Grob zusammengefasst, sei sein Abend wie folgt verlaufen. Er kam gegen 19 Uhr als einer der letzten Gäste in Rottweil an, weil er von der Arbeit mit seinem Auto von Singen über Trossingen gefahren sei, um weitere Bekannte mitzunehmen. Zu viert saßen sie im Wagen. Zwischen 20 und 21 Uhr habe er dann einen Anruf eines Patienten erhalten, der dringend seine Hilfe benötigt habe.

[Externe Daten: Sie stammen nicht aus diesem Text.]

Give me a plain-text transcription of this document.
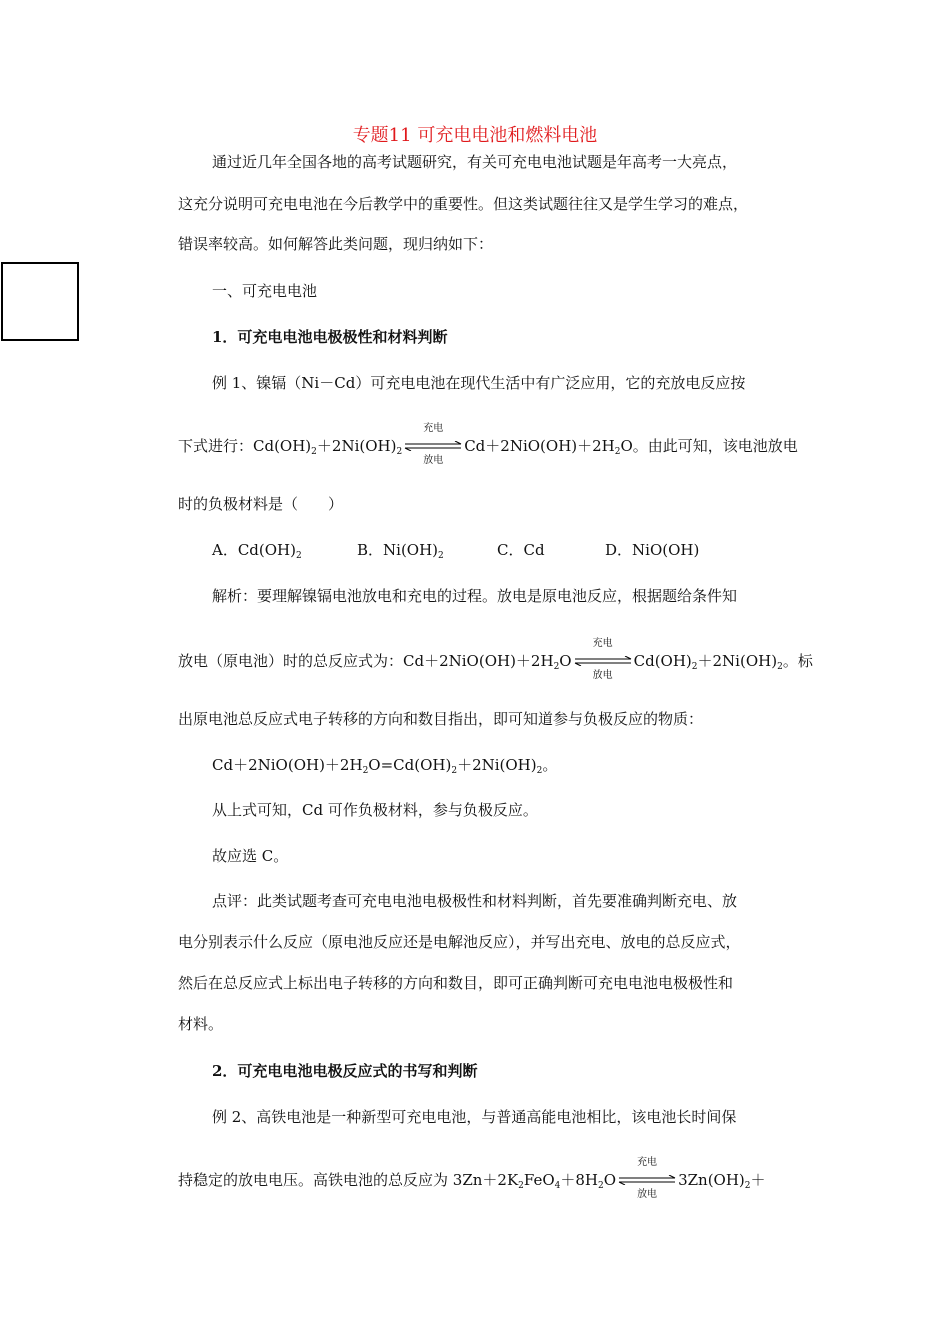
专题11 可充电电池和燃料电池
通过近几年全国各地的高考试题研究，有关可充电电池试题是年高考一大亮点，
这充分说明可充电电池在今后教学中的重要性。但这类试题往往又是学生学习的难点，
错误率较高。如何解答此类问题，现归纳如下：
一、可充电电池
1．可充电电池电极极性和材料判断
例 1、镍镉（Ni－Cd）可充电电池在现代生活中有广泛应用，它的充放电反应按
下式进行：$Cd(OH)_2+2Ni(OH)_2$
充电
放电
$Cd+2NiO(OH)+2H_2O$。由此可知，该电池放电
时的负极材料是（　　）
A．$Cd(OH)_2$	B．$Ni(OH)_2$	C．Cd	D．NiO(OH)
解析：要理解镍镉电池放电和充电的过程。放电是原电池反应，根据题给条件知
放电（原电池）时的总反应式为：$Cd+2NiO(OH)+2H_2O$
充电
放电
$Cd(OH)_2+2Ni(OH)_2$。标
出原电池总反应式电子转移的方向和数目指出，即可知道参与负极反应的物质：
$Cd+2NiO(OH)+2H_2O=Cd(OH)_2+2Ni(OH)_2$。
从上式可知，Cd 可作负极材料，参与负极反应。
故应选 C。
点评：此类试题考查可充电电池电极极性和材料判断，首先要准确判断充电、放
电分别表示什么反应（原电池反应还是电解池反应），并写出充电、放电的总反应式，
然后在总反应式上标出电子转移的方向和数目，即可正确判断可充电电池电极极性和
材料。
2．可充电电池电极反应式的书写和判断
例 2、高铁电池是一种新型可充电电池，与普通高能电池相比，该电池长时间保
持稳定的放电电压。高铁电池的总反应为 $3Zn+2K_2FeO_4+8H_2O$
充电
放电
$3Zn(OH)_2+$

Deshalb sei er mit dem Zug von Rottweil nach Singen gefahren. Dies sei schneller gewesen; wegen diverser Baustellen auf der Autobahn im Bereich Trossingen und Geisingen habe man vor einem knappen Jahr mit eineinhalb bis zwei Stunden Fahrtzeit rechnen müssen. Zum Bahnhof habe ihn in seinem Auto ein Bekannter gefahren. Mit dabei sei außerdem die ortskundige Abiturientin gewesen. In Singen angekommen, habe er in seiner Praxis den Patienten behandelt. Dies bestätigt jener, der als Zeuge vernommen wird.

Von dem Unfall habe er erst durch die Polizei erfahren, die ihn am 14. August vernommen habe. Er habe einen unaufgeregten Eindruck gemacht, sagt der Kommissar vor Gericht.

Lediglich Kratzer festgestellt

Sein Auto benutzen dürfen alle, die es benötigen, sagt der Angeklagte. "Ich bin nicht so verheiratet mit ihm, wie manche Schwaben es sind." Am Heck des Fahrzeugs des Angeklagten seien keine frischen Beschädigungen festgestellt worden, so die Polizei. Lediglich Kratzer ringsum.

Die polizeilichen Ermittlungen ins Rollen gebracht hat der Anruf eines nun 19-jährigen Zeugen, der mit seinem gleichaltrigen Kumpel zur fraglichen Zeit in einem Auto unweit des Tatorts saß. Sie hätten damals gequatscht und wollten mit Bekannten zur Nachabiturballfeier an den Bahnhof fahren.

Plötzlich habe es einen Knall gegeben, berichten beide. Ein älterer Mann sei ausgestiegen, habe das Auto angeschaut, sei wieder eingestiegen. Sie beide hätten ihn gesehen, und er sie. Einer von beide hat sich das Autokennzeichen notiert. Dann seien sie fortgefahren, aber beim Aquasol-Parkplatz haben sie angehalten, um die Lage zu beobachten. Sie sahen, dass der Mann fortgefahren sei. Dann riefen sie die Polizei an.

Verhandlung wird fortgesetzt

Beide beschreiben den Fahrer als einen älteren Mann, etwa 60 bis 70 Jahre, mit weiß-grauen Haaren und einem unrunden Gang, der allein im Fahrzeug gesessen sei. Genaueres konnten sie wegen der Entfernung (zehn bis 15 Meter) und den Lichtverhältnissen (es wurde Nacht) nicht sagen und können sich nach fast zehn Monaten auch nicht mehr haarklein erinnern.

Mit dem Bekannten des Angeklagten, der ihn zum Bahnhof gefahren und sein Auto zurück zur Stadthalle, habe er, so der Mediziner, das letzte Mal im November Kontakt gehabt. Überwiegend wohne dieser in Florida, und er habe im Frühjahr vorgehabt, zu einer Tour in Amerika aufzubrechen. Sein Bekannter sei zehn Jahre älter und etwas schlanker als er, und er hinke etwas.

Weil Staatsanwaltschaft und Gericht für ein genaues Bild dieses Falles die Aussage der Abiturientin fehlt, die für beide überraschenderweise, so der Eindruck im Gerichtssaal, die Feier verlassen und zum Bahnhof mitgefahren ist, wird die Verhandlung fortgesetzt. Termin ist der kommende Donnerstag.